EarthyScience / REddyProc

Processing data from micrometeorological Eddy-Covariance systems
58 stars 33 forks source link

Provide consistent results with usEstUstarThreshold and sEddyProc_sGetEstimatedUstarThresholdDistribution and #12

Closed bgctw closed 6 years ago

bgctw commented 6 years ago

The output of sEddyProc_sEstUstarThresholdDistribution is a data.frame while the output of sEstUstarThreshold is a list. It makes it confusing now.

Actually, I would expect that if any of these two could be more complex and thus list would be needed though it is not. Maybe you could include in both methods argument fullOutput = FALSE producing just the expected data frame and list when set to TRUE. This way experienced users could explore more stats - if produced for $sEstUstarThresholdDistribution() - that are currently not available.

bgctw commented 6 years ago

The rational is/was to allow the user to inspect single runs more closely than the output of the entire bootstrap. But I agree, that a more consistent result would be preferable.

I argue against providing the detailed list output with sEddyProc_sEstUstarThresholdDistribution because it differs by each bootstrap sample.

I also argue against changing the output format depending on some input argument flags. For me this is even more confusing.

Rather, I suggest providing the reduced data.frame output only (without the quantile columns) also for sEstUstarThreshold, and leave the full output list only inside the function for people actually debugging the code.

lsigut commented 6 years ago

I would agree with the simplification. Thanks! I never used the other elements of the sEstUstarThreshold output than uStarTh.

bgctw commented 6 years ago

When changing the output format of an exported function, this may break existing code of users.

Therefore I suggest

Additionally, we could deprecate the existing function.

The inconsistency makes apparent a further problem of more than a single task of a function:

Currently, the tasks of setting the uStar seasons is a part of usEstUstarThreshold. Seasons are subsequently used in gapfilling for applying different thresholds at different times/seasons. However, they will not be returned by the function any more. I suggest an additional function sEddyProc_setUStarSeasons to set the uStar seasons before calling usEstUstarThresholdSingle instead of providing them as an argument and check in usEstUstarThresholdSingle that the seasons have been set before.

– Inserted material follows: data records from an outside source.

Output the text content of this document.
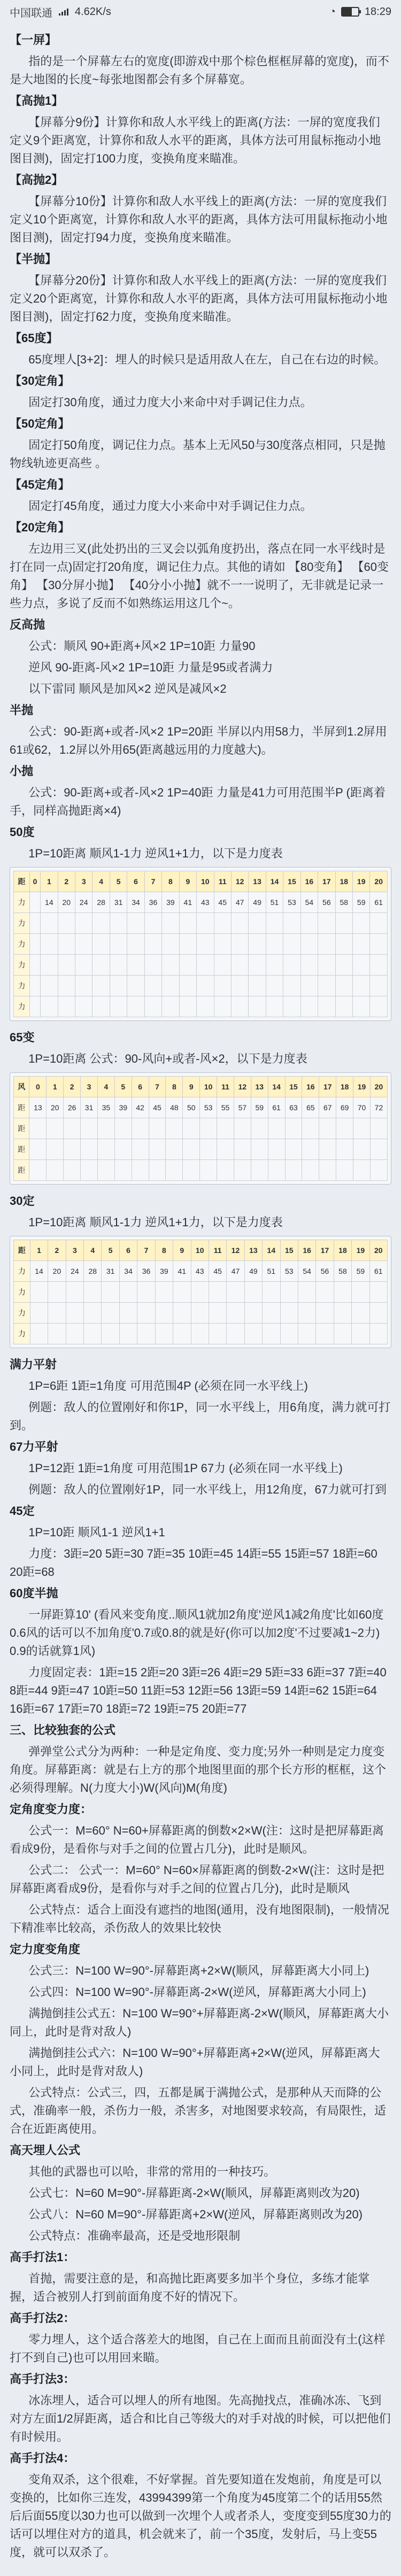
中国联通 4.62K/s	◔	18:29

【一屏】

指的是一个屏幕左右的宽度(即游戏中那个棕色框框屏幕的宽度)，而不是大地图的长度~每张地图都会有多个屏幕宽。

【高抛1】

【屏幕分9份】计算你和敌人水平线上的距离(方法：一屏的宽度我们定义9个距离宽，计算你和敌人水平的距离，具体方法可用鼠标拖动小地图目测)，固定打100力度，变换角度来瞄准。

【高抛2】

【屏幕分10份】计算你和敌人水平线上的距离(方法：一屏的宽度我们定义10个距离宽，计算你和敌人水平的距离，具体方法可用鼠标拖动小地图目测)，固定打94力度，变换角度来瞄准。

【半抛】

【屏幕分20份】计算你和敌人水平线上的距离(方法：一屏的宽度我们定义20个距离宽，计算你和敌人水平的距离，具体方法可用鼠标拖动小地图目测)，固定打62力度，变换角度来瞄准。

【65度】

65度埋人[3+2]：埋人的时候只是适用敌人在左，自己在右边的时候。

【30定角】

固定打30角度，通过力度大小来命中对手调记住力点。

【50定角】

固定打50角度，调记住力点。基本上无风50与30度落点相同，只是抛物线轨迹更高些 。

【45定角】

固定打45角度，通过力度大小来命中对手调记住力点。

【20定角】

左边用三叉(此处扔出的三叉会以弧角度扔出，落点在同一水平线时是打在同一点)固定打20角度，调记住力点。其他的请如 【80变角】 【60变角】 【30分屏小抛】 【40分小小抛】就不一一说明了，无非就是记录一些力点，多说了反而不如熟练运用这几个~。

反高抛

公式：顺风 90+距离+风×2 1P=10距 力量90

逆风 90-距离-风×2 1P=10距 力量是95或者满力

以下雷同 顺风是加风×2 逆风是减风×2

半抛

公式：90-距离+或者-风×2 1P=20距 半屏以内用58力，半屏到1.2屏用61或62，1.2屏以外用65(距离越远用的力度越大)。

小抛

公式：90-距离+或者-风×2 1P=40距 力量是41力可用范围半P (距离着手，同样高抛距离×4)

50度

1P=10距离 顺风1-1力 逆风1+1力，以下是力度表

距	0	1	2	3	4	5	6	7	8	9	10	11	12	13	14	15	16	17	18	19	20
力		14	20	24	28	31	34	36	39	41	43	45	47	49	51	53	54	56	58	59	61
力																					
力																					
力																					
力																					
力																					

65变

1P=10距离 公式：90-风向+或者-风×2，以下是力度表

风	0	1	2	3	4	5	6	7	8	9	10	11	12	13	14	15	16	17	18	19	20
距	13	20	26	31	35	39	42	45	48	50	53	55	57	59	61	63	65	67	69	70	72
距																					
距																					
距																					

30定

1P=10距离 顺风1-1力 逆风1+1力，以下是力度表

距	1	2	3	4	5	6	7	8	9	10	11	12	13	14	15	16	17	18	19	20
力	14	20	24	28	31	34	36	39	41	43	45	47	49	51	53	54	56	58	59	61
力																				
力																				
力																				

满力平射

1P=6距 1距=1角度 可用范围4P (必须在同一水平线上)

例题：敌人的位置刚好和你1P，同一水平线上，用6角度，满力就可打到。

67力平射

1P=12距 1距=1角度 可用范围1P 67力 (必须在同一水平线上)

例题：敌人的位置刚好1P，同一水平线上，用12角度，67力就可打到

45定

1P=10距 顺风1-1 逆风1+1

力度：3距=20 5距=30 7距=35 10距=45 14距=55 15距=57 18距=60 20距=68

60度半抛

一屏距算10' (看风来变角度..顺风1就加2角度'逆风1减2角度'比如60度0.6风的话可以不加角度'0.7或0.8的就是好(你可以加2度'不过要减1~2力) 0.9的话就算1风)

力度固定表：1距=15 2距=20 3距=26 4距=29 5距=33 6距=37 7距=40 8距=44 9距=47 10距=50 11距=53 12距=56 13距=59 14距=62 15距=64 16距=67 17距=70 18距=72 19距=75 20距=77

三、比较独套的公式

弹弹堂公式分为两种：一种是定角度、变力度;另外一种则是定力度变角度。屏幕距离：就是右上方的那个地图里面的那个长方形的框框，这个必须得理解。N(力度大小)W(风向)M(角度)

定角度变力度：

公式一：M=60° N=60+屏幕距离的倒数×2×W(注：这时是把屏幕距离看成9份，是看你与对手之间的位置占几分)，此时是顺风。

公式二： 公式一：M=60° N=60×屏幕距离的倒数-2×W(注：这时是把屏幕距离看成9份，是看你与对手之间的位置占几分)，此时是顺风

公式特点：适合上面没有遮挡的地图(通用，没有地图限制)，一般情况下精准率比较高，杀伤敌人的效果比较快

定力度变角度

公式三：N=100 W=90°-屏幕距离+2×W(顺风，屏幕距离大小同上)

公式四：N=100 W=90°-屏幕距离-2×W(逆风，屏幕距离大小同上)

满抛倒挂公式五：N=100 W=90°+屏幕距离-2×W(顺风，屏幕距离大小同上，此时是背对敌人)

满抛倒挂公式六：N=100 W=90°+屏幕距离+2×W(逆风，屏幕距离大小同上，此时是背对敌人)

公式特点：公式三，四，五都是属于满抛公式，是那种从天而降的公式，准确率一般，杀伤力一般，杀害多，对地图要求较高，有局限性，适合在近距离使用。

高天埋人公式

其他的武器也可以哈，非常的常用的一种技巧。

公式七：N=60 M=90°-屏幕距离-2×W(顺风，屏幕距离则改为20)

公式八：N=60 M=90°-屏幕距离+2×W(逆风，屏幕距离则改为20)

公式特点：准确率最高，还是受地形限制

高手打法1：

首抛，需要注意的是，和高抛比距离要多加半个身位，多练才能掌握，适合被别人打到前面角度不好的情况下。

高手打法2：

零力埋人，这个适合落差大的地图，自己在上面而且前面没有土(这样打不到自己)也可以用回来瞄。

高手打法3：

冰冻埋人，适合可以埋人的所有地图。先高抛找点，准确冰冻、飞到对方左面1/2屏距离，适合和比自己等级大的对手对战的时候，可以把他们有时候用。

高手打法4：

变角双杀，这个很难，不好掌握。首先要知道在发炮前，角度是可以变换的，比如你三连发，43994399第一个角度为45度第二个的话用55然后后面55度以30力也可以做到一次埋个人或者杀人，变度变到55度30力的话可以埋住对方的道具，机会就来了，前一个35度，发射后，马上变55度，就可以双杀了。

lsigut commented 6 years ago

I have the impression that the naming strategy is too verbose. Adding appendix Single makes it even longer. Though the reason seems obvious now, for future users it will not be once you remove the original ones. I would suggest instead something like sEddyProc_sEstUT and usEstUT. Deprecation sounds good.. I am not aware of all the things happening internally so it might be much more complex than I imagine. In case there are some internal dependencies on the current output structure, maybe you can first try to get rid of those and later come with the new method. But if one more function can solve it, that sounds reasonable. This will be run independently or could be as an argument to sEddyProc_sEstUT?

bgctw commented 6 years ago

UT is not expressive enough to my opinion. The former method name was good. How about replacing by usEstUStarThold?

lsigut commented 6 years ago

Could be fine too. My point was just to make it possibly shorter not longer. I prefer to put names that are possible to memorize to build simple vocabulary for the users.